What sorts of threats will the US military face in the 'deep future'? Here is a list of the top three picks.

2. A 'significant and lengthy' period of Sunni-Shiite violence in the Middle East

Heba el-Kholy/El Shorouk Newspaper/AP
Egyptians run from tear gas after clashes erupted between Al-Azhar students and police forces during a protest in the Nasr City district of Cairo on Oct. 20. The protests were the second in two days at Al-Azhar University, Sunni Islam’s most prominent center of learning.

The big question in the years after 2020 is what the Arab world will resemble “after a good 20 years of shakeout,” Dr. Hicks says.

In the next decade, the Arab Awakening “will have effects in every part of that region.”

Iraq continues to experience violence, and demonstrations are rampant in Bahrain. It remains to be seen how longstanding regimes like the Saudi royals will weather the violence going on around them, and how they will adapt to the demands of the populace, she adds.

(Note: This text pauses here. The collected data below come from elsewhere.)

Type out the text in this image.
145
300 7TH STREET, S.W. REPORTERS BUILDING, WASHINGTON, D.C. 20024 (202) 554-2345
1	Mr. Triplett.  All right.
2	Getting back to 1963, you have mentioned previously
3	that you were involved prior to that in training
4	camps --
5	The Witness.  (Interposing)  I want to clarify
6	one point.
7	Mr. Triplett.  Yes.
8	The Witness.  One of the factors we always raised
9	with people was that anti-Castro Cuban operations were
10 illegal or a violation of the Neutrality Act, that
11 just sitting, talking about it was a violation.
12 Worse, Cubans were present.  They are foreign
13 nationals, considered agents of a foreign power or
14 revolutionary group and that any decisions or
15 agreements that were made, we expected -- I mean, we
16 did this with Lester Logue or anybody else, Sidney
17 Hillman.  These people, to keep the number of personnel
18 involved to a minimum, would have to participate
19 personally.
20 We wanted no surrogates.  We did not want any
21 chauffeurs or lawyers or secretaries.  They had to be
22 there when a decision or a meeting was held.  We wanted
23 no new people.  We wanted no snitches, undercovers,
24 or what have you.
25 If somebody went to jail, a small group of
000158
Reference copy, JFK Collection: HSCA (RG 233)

“I think you’ll see the beginnings of what will hopefully not be an incredibly violent – but it will be a tumultuous –10 years.”

Many of these countries, including Egypt, will be “shaking out what it means to be a democracy,” Hicks says.

The end result will be “a reshuffled, new Middle East,” she predicts.

For the US military, that will mean developing language skills and cultural expertise.

It may also mean trying to interest Gulf nations in growing their maritime capabilities, Hicks says – not  traditionally a strength among countries of the region.